Diese Gesetze dienen in erster Linie der Kostenkontrolle. Die angebliche Priorisierung von ambulanten vor stationären Hilfen oder die Stärkung der Selbstbestimmung wird durch zahlreiche Vorbehalte und Einschränkungen unterlaufen, die den Betroffenen keine echte Wahlfreiheit lassen. Statt Inklusion zu fördern, zementieren diese Regelungen bestehende Barrieren und verlagern die Verantwortung von der Politik auf die Betroffenen selbst.

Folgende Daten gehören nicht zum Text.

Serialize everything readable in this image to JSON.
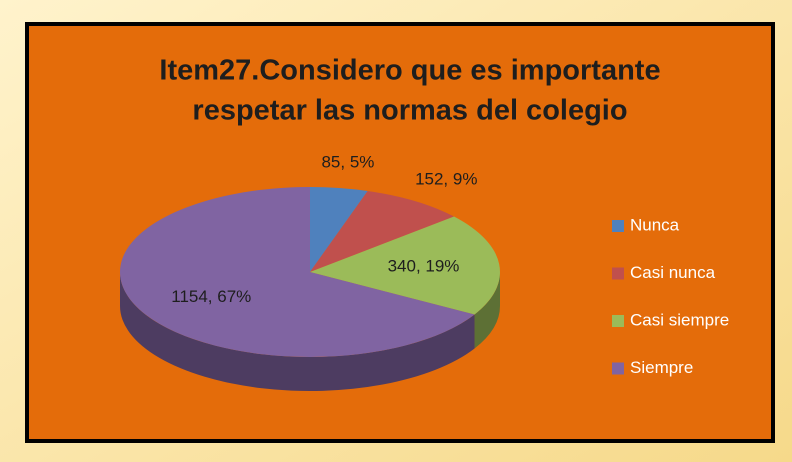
{
  "chart_data": {
    "type": "pie",
    "title": [
      "Item27.Considero que es importante",
      "respetar las normas del colegio"
    ],
    "categories": [
      "Nunca",
      "Casi nunca",
      "Casi siempre",
      "Siempre"
    ],
    "values": [
      85,
      152,
      340,
      1154
    ],
    "value_labels": [
      "85, 5%",
      "152, 9%",
      "340, 19%",
      "1154, 67%"
    ],
    "colors": [
      "#4F81BD",
      "#C0504D",
      "#9BBB59",
      "#8064A2"
    ],
    "legend": "right"
  }
}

Sie werden gezwungen, sich durch einen Dschungel aus Paragraphen, Zuständigkeiten und bürokratischen Hürden zu kämpfen, während die eigentlichen Probleme ungelöst bleiben.

Die Realität zeigt, dass Reformen wie das IPReG weniger mit einer Verbesserung der Intensivpflege zu tun haben als mit einer gezielten Förderung stationärer Unterbringung, die kostengünstiger, aber auch weniger selbstbestimmt ist. Ähnlich verhält es sich mit dem BTHG, das trotz großer Ankündigungen vor allem neue bürokratische Hürden schafft und dabei grundlegende Probleme wie die mangelhafte Umsetzung der UN-Behindertenrechtskonvention ignoriert. Diese Gesetze sind keine Fortschritte, sondern lediglich kosmetische Maßnahmen, die die strukturellen Defizite des Systems kaschieren sollen.

Die Botschaft hinter all diesen vermeintlichen Reformen ist klar: Menschen mit Behinderungen werden weiterhin als Kostenfaktor betrachtet, und ihre Rechte werden den wirtschaftlichen Interessen der Kostenträger untergeordnet. Solange sich daran nichts ändert, bleibt Inklusion ein leeres Versprechen. Was es braucht, sind keine neuen Euphemismen oder Pseudoreformen, sondern echte Maßnahmen, die Barrieren abbauen, die Selbstbestimmung fördern und die Rechte der Betroffenen konsequent in den Mittelpunkt stellen. Alles andere ist nichts als Täuschung – und die sollte sich die Politik wirklich selbst antun.